President Reagan yesterday honored the first recipients of the National Technology Medal, an award created by Congress in 1980 to recognize the contribution of technology to the well-being of the country.

The winners of the medal were:

* Joseph F. Sutter, executive vice president of the Boeing Commercial Airplane Co., for his role in the development of jet-powered commercial aircraft.

* Bob O. Evans, Frederick P. Brooks, Jr. and Erich Bloch, formerly with International Business Machines Corp., for their contributions to the development of the IBM System/360, which revolutionized the data processing industry.

* Allen E. Puckett, chairman of the board, and Harold A. Rosen, vice president of engineering, of Hughes Aircraft Co., for their work on the development of geostationary communications satellites.

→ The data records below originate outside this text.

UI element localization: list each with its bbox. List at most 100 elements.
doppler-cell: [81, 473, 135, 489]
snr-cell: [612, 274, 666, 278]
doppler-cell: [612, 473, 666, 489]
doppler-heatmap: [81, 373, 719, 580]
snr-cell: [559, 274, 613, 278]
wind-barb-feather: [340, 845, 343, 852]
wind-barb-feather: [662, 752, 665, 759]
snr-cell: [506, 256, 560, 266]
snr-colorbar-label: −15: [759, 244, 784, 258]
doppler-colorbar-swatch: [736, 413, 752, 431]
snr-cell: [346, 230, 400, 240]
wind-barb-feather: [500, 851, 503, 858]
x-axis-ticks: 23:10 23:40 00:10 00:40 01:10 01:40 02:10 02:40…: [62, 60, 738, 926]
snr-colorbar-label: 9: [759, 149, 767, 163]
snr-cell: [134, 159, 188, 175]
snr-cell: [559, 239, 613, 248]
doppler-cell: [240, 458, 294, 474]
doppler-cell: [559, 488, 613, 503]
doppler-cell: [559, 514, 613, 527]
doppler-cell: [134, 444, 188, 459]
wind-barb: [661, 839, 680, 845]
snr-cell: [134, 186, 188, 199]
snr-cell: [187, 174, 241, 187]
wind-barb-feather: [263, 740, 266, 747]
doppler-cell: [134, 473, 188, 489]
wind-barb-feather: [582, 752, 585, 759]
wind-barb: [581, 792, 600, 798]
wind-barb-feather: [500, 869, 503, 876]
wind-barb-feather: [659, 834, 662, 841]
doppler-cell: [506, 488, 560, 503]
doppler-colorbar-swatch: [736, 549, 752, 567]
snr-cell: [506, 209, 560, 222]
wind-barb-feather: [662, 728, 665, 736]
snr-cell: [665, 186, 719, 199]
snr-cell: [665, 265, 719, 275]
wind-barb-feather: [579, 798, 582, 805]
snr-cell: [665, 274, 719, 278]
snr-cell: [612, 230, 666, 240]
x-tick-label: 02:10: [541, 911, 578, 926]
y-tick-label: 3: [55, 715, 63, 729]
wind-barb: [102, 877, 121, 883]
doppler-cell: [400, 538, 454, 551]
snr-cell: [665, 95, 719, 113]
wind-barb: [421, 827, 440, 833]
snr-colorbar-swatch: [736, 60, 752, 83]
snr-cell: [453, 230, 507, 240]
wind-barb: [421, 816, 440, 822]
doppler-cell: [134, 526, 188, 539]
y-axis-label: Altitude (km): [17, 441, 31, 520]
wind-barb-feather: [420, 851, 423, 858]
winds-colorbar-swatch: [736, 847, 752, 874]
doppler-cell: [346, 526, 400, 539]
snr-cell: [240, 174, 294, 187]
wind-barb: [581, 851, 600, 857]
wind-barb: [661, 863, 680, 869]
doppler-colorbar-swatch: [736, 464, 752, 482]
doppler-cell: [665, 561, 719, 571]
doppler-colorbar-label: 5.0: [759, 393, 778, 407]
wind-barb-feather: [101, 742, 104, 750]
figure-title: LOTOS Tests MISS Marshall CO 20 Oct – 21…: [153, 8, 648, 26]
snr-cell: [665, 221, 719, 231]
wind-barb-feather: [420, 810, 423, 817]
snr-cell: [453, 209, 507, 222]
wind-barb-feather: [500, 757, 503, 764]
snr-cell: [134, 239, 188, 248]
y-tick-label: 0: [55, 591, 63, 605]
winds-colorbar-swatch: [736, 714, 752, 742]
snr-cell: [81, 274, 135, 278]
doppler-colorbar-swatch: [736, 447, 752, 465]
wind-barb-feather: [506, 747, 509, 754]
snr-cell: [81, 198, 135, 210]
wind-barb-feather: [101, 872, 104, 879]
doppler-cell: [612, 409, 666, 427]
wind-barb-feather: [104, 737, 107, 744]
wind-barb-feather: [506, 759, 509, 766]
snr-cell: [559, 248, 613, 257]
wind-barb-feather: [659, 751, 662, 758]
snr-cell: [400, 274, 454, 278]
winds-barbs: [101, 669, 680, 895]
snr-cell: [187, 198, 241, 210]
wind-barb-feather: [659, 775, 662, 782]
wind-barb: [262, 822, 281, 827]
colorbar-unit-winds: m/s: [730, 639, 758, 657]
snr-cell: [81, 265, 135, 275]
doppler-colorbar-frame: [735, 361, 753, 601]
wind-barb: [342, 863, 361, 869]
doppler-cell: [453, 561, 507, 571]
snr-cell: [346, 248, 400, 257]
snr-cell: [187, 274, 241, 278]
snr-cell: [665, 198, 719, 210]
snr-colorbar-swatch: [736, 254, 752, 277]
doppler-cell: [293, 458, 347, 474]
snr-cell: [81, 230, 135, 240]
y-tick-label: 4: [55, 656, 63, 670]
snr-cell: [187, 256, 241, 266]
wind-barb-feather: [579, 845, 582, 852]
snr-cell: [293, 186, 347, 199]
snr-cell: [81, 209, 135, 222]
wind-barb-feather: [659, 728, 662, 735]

* Marvin M. Johnson, of Phillips Petroleum Co., for his discovery and development of metals passivating agents for catalytic cracking catalysts, which enable refineries to process crude oils with higher metal contents.

* John T. Parsons and Frank L. Stulen, of the John T. Parsons Co., for the development of the numerically controlled machine tool for the production of three-dimensional shapes, which has been used in the production of commercial airliners and which led to the growth of the robotics industry.

* Steven P. Jobs and Stephen G. Wozniak, of Apple Computer Inc., for development of the personal computer. Ralph Landau, formerly with Halcon S.D. Group Inc., for his role in the development of petrochemical processes.

* Ian Ross, president, and William O. Baker, former president and chairman of the board of AT&T Bell Laboratories Inc., for contributions to modern communication systems.